Friday, January 25, 2013

commandlinefu.com

I just rediscovered this excellent site. Well worth the occasional browse:

There are some real gems in there! For example:

> python -m SimpleHTTPServer
Serve current directory tree at http://$HOSTNAME:8000/
Useful for tiding up your workspace whilst keeping jobs running:
> disown -a && exit
Close shell keeping all subprocess running
I do love a bit of process substitution:
> diff <(sort file1) <(sort file2)
diff two unsorted files without creating temporary files
Handy:
> rm !(*.foo|*.bar|*.baz)
Delete all files in a folder that don't match a certain file extension
And a "I should have thought of this; it's so obvious now!" trick:
> some_very_long_and_complex_command # label

Easy and fast access to often executed commands that are very long
and complex. When using reverse-i-search you have to type some 
part of the command that you want to retrieve. However, if the
command is very complex it might be difficult to recall the parts
that will uniquely identify this command. Using the above trick
it's possible to label your commands and access them easily by 
pressing ^R and typing the label (should be short and descriptive).
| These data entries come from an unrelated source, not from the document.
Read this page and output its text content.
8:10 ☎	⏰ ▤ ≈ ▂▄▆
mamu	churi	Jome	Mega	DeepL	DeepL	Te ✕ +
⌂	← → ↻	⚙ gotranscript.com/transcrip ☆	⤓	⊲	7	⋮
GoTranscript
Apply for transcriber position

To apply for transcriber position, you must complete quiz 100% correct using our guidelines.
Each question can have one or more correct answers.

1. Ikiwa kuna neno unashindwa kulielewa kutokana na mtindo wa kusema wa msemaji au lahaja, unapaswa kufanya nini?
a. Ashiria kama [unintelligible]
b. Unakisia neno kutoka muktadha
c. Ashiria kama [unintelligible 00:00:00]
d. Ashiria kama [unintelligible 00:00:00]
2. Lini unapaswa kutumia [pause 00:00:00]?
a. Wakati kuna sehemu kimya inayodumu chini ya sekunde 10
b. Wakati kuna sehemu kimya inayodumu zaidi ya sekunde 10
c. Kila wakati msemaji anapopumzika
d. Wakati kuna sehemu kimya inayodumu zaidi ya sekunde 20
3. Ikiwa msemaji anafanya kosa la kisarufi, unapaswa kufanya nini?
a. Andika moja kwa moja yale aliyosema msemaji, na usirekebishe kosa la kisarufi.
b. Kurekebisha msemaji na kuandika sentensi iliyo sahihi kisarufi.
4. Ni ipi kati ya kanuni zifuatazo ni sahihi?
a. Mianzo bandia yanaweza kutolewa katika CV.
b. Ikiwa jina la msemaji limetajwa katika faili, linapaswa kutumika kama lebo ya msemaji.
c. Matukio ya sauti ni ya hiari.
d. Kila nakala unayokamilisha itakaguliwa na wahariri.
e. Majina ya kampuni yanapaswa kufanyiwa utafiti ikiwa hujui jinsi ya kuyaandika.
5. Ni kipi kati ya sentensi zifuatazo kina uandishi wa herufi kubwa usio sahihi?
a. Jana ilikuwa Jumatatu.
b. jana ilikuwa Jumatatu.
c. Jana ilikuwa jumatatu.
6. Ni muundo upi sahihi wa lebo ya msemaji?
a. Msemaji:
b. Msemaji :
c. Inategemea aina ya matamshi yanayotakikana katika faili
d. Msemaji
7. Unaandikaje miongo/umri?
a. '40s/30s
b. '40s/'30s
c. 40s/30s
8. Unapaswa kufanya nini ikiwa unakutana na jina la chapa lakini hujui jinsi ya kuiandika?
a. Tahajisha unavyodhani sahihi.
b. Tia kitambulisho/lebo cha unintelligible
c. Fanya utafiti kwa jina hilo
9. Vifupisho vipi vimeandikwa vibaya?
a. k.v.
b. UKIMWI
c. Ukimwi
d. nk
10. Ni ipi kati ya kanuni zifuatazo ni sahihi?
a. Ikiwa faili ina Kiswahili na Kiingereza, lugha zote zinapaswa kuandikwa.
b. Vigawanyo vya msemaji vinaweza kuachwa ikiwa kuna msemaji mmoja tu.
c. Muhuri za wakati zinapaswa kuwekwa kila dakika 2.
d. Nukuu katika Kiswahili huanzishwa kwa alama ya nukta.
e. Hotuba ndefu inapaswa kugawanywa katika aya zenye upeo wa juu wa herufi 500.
Thursday, January 24, 2013

R: formatting numbers for output

I often produce tables of numbers with a lot of significant digits after the decimal point. It's confusing to look at 20 sig [fd]igs, especially in a large table of results, so I tend to format my output to make it more concise and easier to read.
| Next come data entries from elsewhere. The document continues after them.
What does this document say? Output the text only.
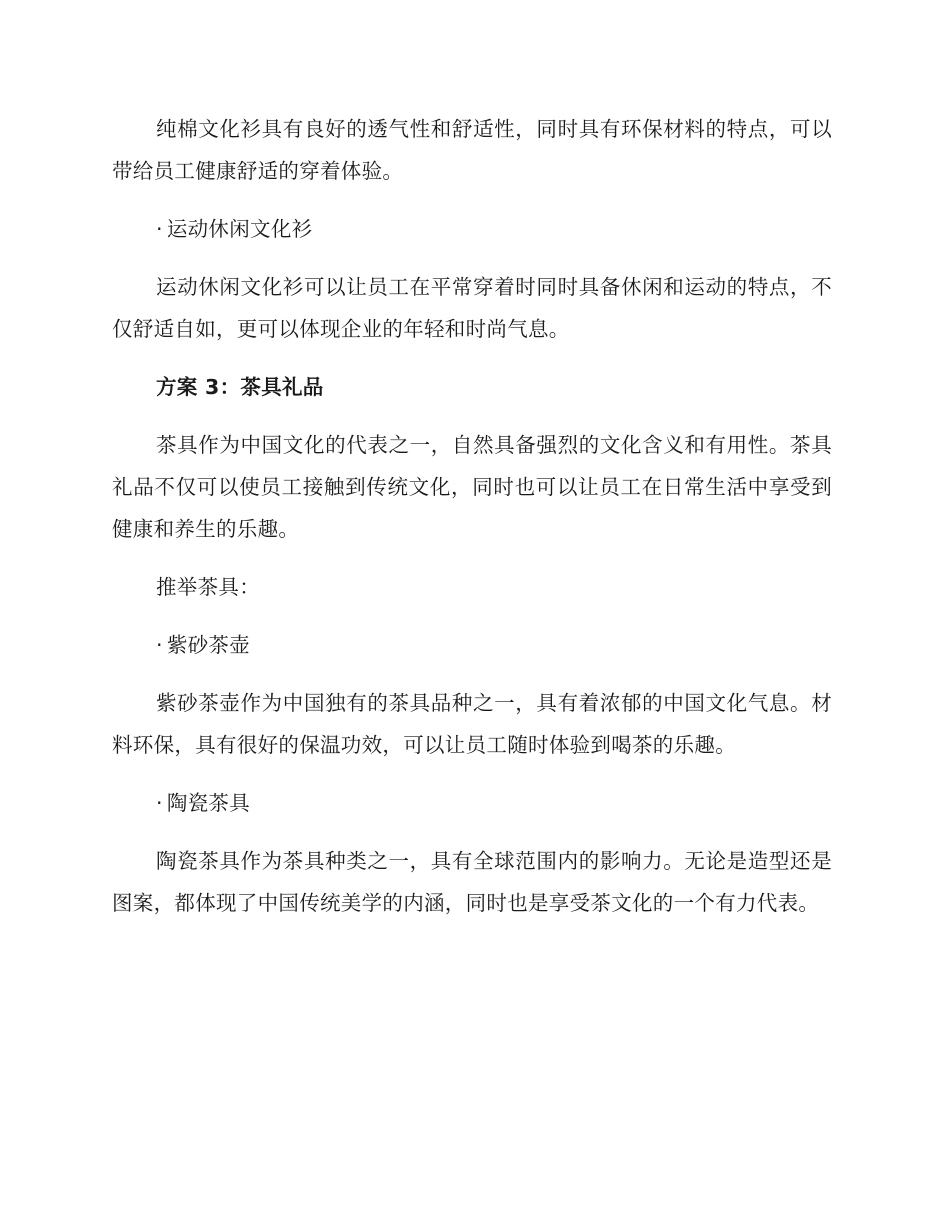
纯棉文化衫具有良好的透气性和舒适性，同时具有环保材料的特点，可以带给员工健康舒适的穿着体验。

· 运动休闲文化衫

运动休闲文化衫可以让员工在平常穿着时同时具备休闲和运动的特点，不仅舒适自如，更可以体现企业的年轻和时尚气息。

方案 3：茶具礼品

茶具作为中国文化的代表之一，自然具备强烈的文化含义和有用性。茶具礼品不仅可以使员工接触到传统文化，同时也可以让员工在日常生活中享受到健康和养生的乐趣。

推举茶具：

· 紫砂茶壶

紫砂茶壶作为中国独有的茶具品种之一，具有着浓郁的中国文化气息。材料环保，具有很好的保温功效，可以让员工随时体验到喝茶的乐趣。

· 陶瓷茶具

陶瓷茶具作为茶具种类之一，具有全球范围内的影响力。无论是造型还是图案，都体现了中国传统美学的内涵，同时也是享受茶文化的一个有力代表。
The function 'format' is pretty good for this. Note that the 'format' call returns a character vector (which is fine if you're only going to write the number to file or the console).

Here's a simple example just using a randomly generated number:

> num <- rnorm(1, mean=10)
> num
[1] 10.24339
We call format with digits=4 (show 4 significant digits) and nsmall=4 (display at least 4 digits after the decimal - for real/complex numbers in non-scientific format):
> format(num, digits=4, nsmall=4)
[1] "10.2434"
You can see that the format command rounds the numbers. This uses the IEC 60559 standard - 'go to the even digit'. So 0.5 is rounded to 0 and 1.5 is rounded to 2...

Of course, if you're used to sprintf style commands then you can also use the sprintf function for this:

> sprintf("%.4f", num)
[1] "10.2434"

Wednesday, January 2, 2013

Simple parallel processing with xargs

We've all been there - looking in a nicely tidied up directory, full of archived data - hundreds of lovely data files all gzipped or (better) bzip2'ed; but now you want to use them and you have to uncompress them all... "if only I could use all n CPUs on my local machine to do this!": enter 'xargs'!

It's as simple as:
> ls *.bz2 | xargs -n 1 -P 6 bunzip2
This will set off bunzip2 on all bz2 files in the current directory.

The '-n 1' flag tells xargs to only provide one argument (file) per command line; the '-P 6' tells xargs how many concurrent processes to run.